Diane Burns Interview with Justina Mejias (2003)
In 2003, Justina MejIas interviewed poet Diane Burns about her life, her families’ history and her artistic practice.
Poet Diane Burns was born in Lawrence, Kansas, to a Chemehuevi father and an Anishinabe mother. She grew up in Riverside, California, where her parents taught at a Native American boarding school. When she was ten, her family moved to the Lac Courte Oreilles reservation in Wisconsin and later to Wahpeton, North Dakota, where her parents taught at another boarding school.
Burns was educated at Barnard University. In the 1980s, she became a member of the Lower East Side poetry community, reading her work at the Bowery Poetry Club, the Nuyorican Poets Cafe, and the Poetry Project at St. Mark’s Church. Along with Allen Ginsberg, Joy Harjo, and Pedro Pietri, she was invited by the Sandinista government to visit Nicaragua for the Ruben Dario Poetry Festival.

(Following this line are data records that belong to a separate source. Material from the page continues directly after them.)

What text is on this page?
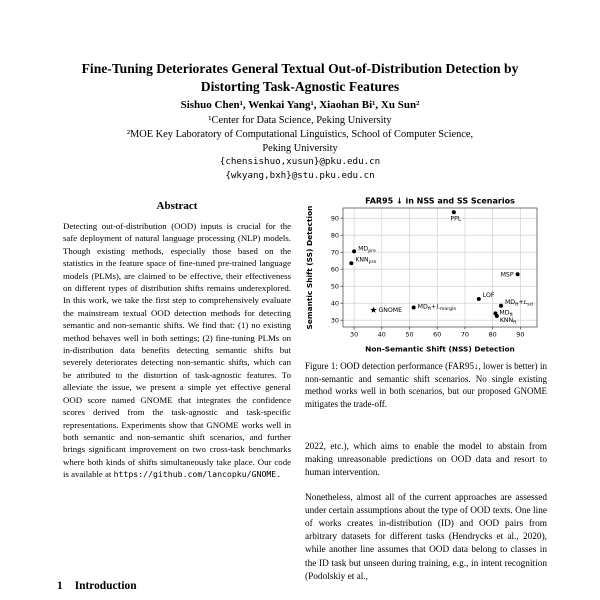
Fine-Tuning Deteriorates General Textual Out-of-Distribution Detection by Distorting Task-Agnostic Features
Sishuo Chen¹, Wenkai Yang¹, Xiaohan Bi¹, Xu Sun²
¹Center for Data Science, Peking University
²MOE Key Laboratory of Computational Linguistics, School of Computer Science,
Peking University
{chensishuo,xusun}@pku.edu.cn
{wkyang,bxh}@stu.pku.edu.cn
Abstract
Detecting out-of-distribution (OOD) inputs is crucial for the safe deployment of natural language processing (NLP) models. Though existing methods, especially those based on the statistics in the feature space of fine-tuned pre-trained language models (PLMs), are claimed to be effective, their effectiveness on different types of distribution shifts remains underexplored. In this work, we take the first step to comprehensively evaluate the mainstream textual OOD detection methods for detecting semantic and non-semantic shifts. We find that: (1) no existing method behaves well in both settings; (2) fine-tuning PLMs on in-distribution data benefits detecting semantic shifts but severely deteriorates detecting non-semantic shifts, which can be attributed to the distortion of task-agnostic features. To alleviate the issue, we present a simple yet effective general OOD score named GNOME that integrates the confidence scores derived from the task-agnostic and task-specific representations. Experiments show that GNOME works well in both semantic and non-semantic shift scenarios, and further brings significant improvement on two cross-task benchmarks where both kinds of shifts simultaneously take place. Our code is available at https://github.com/lancopku/GNOME.
1 Introduction
30	40	50	60	70	80	90
30
40
50
60
70
80
90
FAR95 ↓ in NSS and SS Scenarios
Non-Semantic Shift (NSS) Detection
Semantic Shift (SS) Detection	PPL
MSP
$MD_{pre}$
$KNN_{pre}$
LOF
$MD_{ft}+L_{scl}$
$MD_{ft}+L_{margin}$
GNOME	$MD_{ft}$
$KNN_{ft}$
Figure 1: OOD detection performance (FAR95↓, lower is better) in non-semantic and semantic shift scenarios. No single existing method works well in both scenarios, but our proposed GNOME mitigates the trade-off.

2022, etc.), which aims to enable the model to abstain from making unreasonable predictions on OOD data and resort to human intervention.

Nonetheless, almost all of the current approaches are assessed under certain assumptions about the type of OOD texts. One line of works creates in-distribution (ID) and OOD pairs from arbitrary datasets for different tasks (Hendrycks et al., 2020), while another line assumes that OOD data belong to classes in the ID task but unseen during training, e.g., in intent recognition (Podolskiy et al.,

In her direct, wry poems, Burns engages themes of Native American identity and stereotypes. She published a single volume of poems during her life, Riding the One-Eyed Ford (1981). She lived in New York City until her death at the age of 49 from liver and kidney failure.
Justina Mejias is a vocalist, poet, and educator native to New York City. She has been performing professionally since she was a teenager, appearing at Lincoln Center, the Knitting factory with Savion Glover and Reg E. Gaines, and the Nuyorican Poets Cafe with her twenty piece big band. She was also part of the creation of the StoryCorps Project, and has had many pieces aired on National Public Radio. A certified Kripalu yoga teacher, amateur mycologist, and chipmunk enthusiast, Justina has no concept of boredom.